See at Aloyseum, Mangalore’s first car, generator

A. J. Vinayak Mangalore | Updated on March 23, 2013 Published on March 23, 2013

Those were the days: The first car to land in Mangalore was De Dion in 1906. The car, without its engine, at the museum of St Aloysius College in Mangalore. - A.J. Vinayak

The first electricity generator of Mangalore is also seen. - A.J. Vinayak

Mangalore has showrooms of many automobile companies now. Hardly a few would know that the first car to land in Mangalore was a De Dion automobile.

Way back in 1906, the French-made De Dion was imported by P.F.X. Saldanha of Highland Coffee Works in Mangalore. As there was no petrol station in Mangalore then, the fuel had to be brought from Madras in 10-gallon drums and under special licence.

And if you want to have a glimpse of the car now, you have to visit the museum at St Aloysius College in Mangalore.
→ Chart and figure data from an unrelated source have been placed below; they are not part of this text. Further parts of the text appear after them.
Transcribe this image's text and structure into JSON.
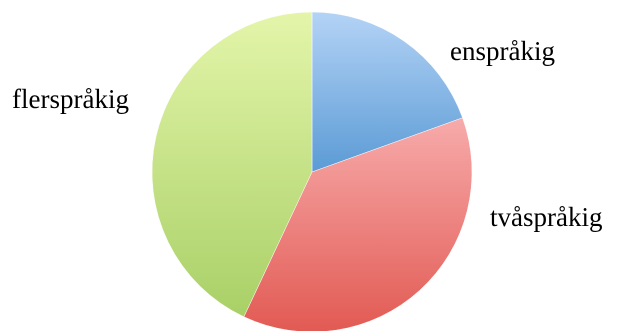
{
  "chart_data": {
    "type": "pie",
    "title": "",
    "slices": [
      {
        "label": "enspråkig",
        "value": 19.5,
        "color": "#5b9bd5",
        "color_light": "#b4d3f6"
      },
      {
        "label": "tvåspråkig",
        "value": 37.5,
        "color": "#e25a53",
        "color_light": "#f7abab"
      },
      {
        "label": "flerspråkig",
        "value": 43.0,
        "color": "#a9d067",
        "color_light": "#e4f5aa"
      }
    ],
    "start_angle_deg": 90,
    "direction": "clockwise",
    "legend": "none",
    "labels_outside": true
  }
}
Speaking on the sidelines of the renovated museum here on Saturday, Fr Leo D’Souza, Director of Lab of Applied Biology, who is closely involved in the activities of the museum, said that when the Governor of Madras, Sir Arthur Lawley, visited Mangalore in 1907, De Dion was lent for the use of his two daughters to travel up to Karkala, 33 miles from Mangalore.

D’Souza told Business Line that a journey in this car to Kudremukh used to take two days then. This single cylinder car had a maximum speed of 19 miles. People then used to flock the residence of Saldanha to have a look at the car.

It had an open top. In 1920, it was fitted with a hood over the front seats. It was gifted to the college in 1956, without its engine, which was given to a planter 10 years earlier, who pressed for it very hard.

Another exhibit at the museum is the first electric generator of Mangalore city. D’Souza said that the first generator was installed in the city at St Aloysius College in 1915 even before the electricity came to the region. In fact, a huge wooden fan in the college was operated with the help of this generator, he said.

Other exhibits include animal and fish bones, skulls, horns and skins, copies of paintings by old European masters, old radios, telegraphic equipment, antique telephone sets, and manuscripts on palm leaves, among others.

Named as ‘Aloyseum’, the museum is situated in a ‘red building’ on the west end of the campus.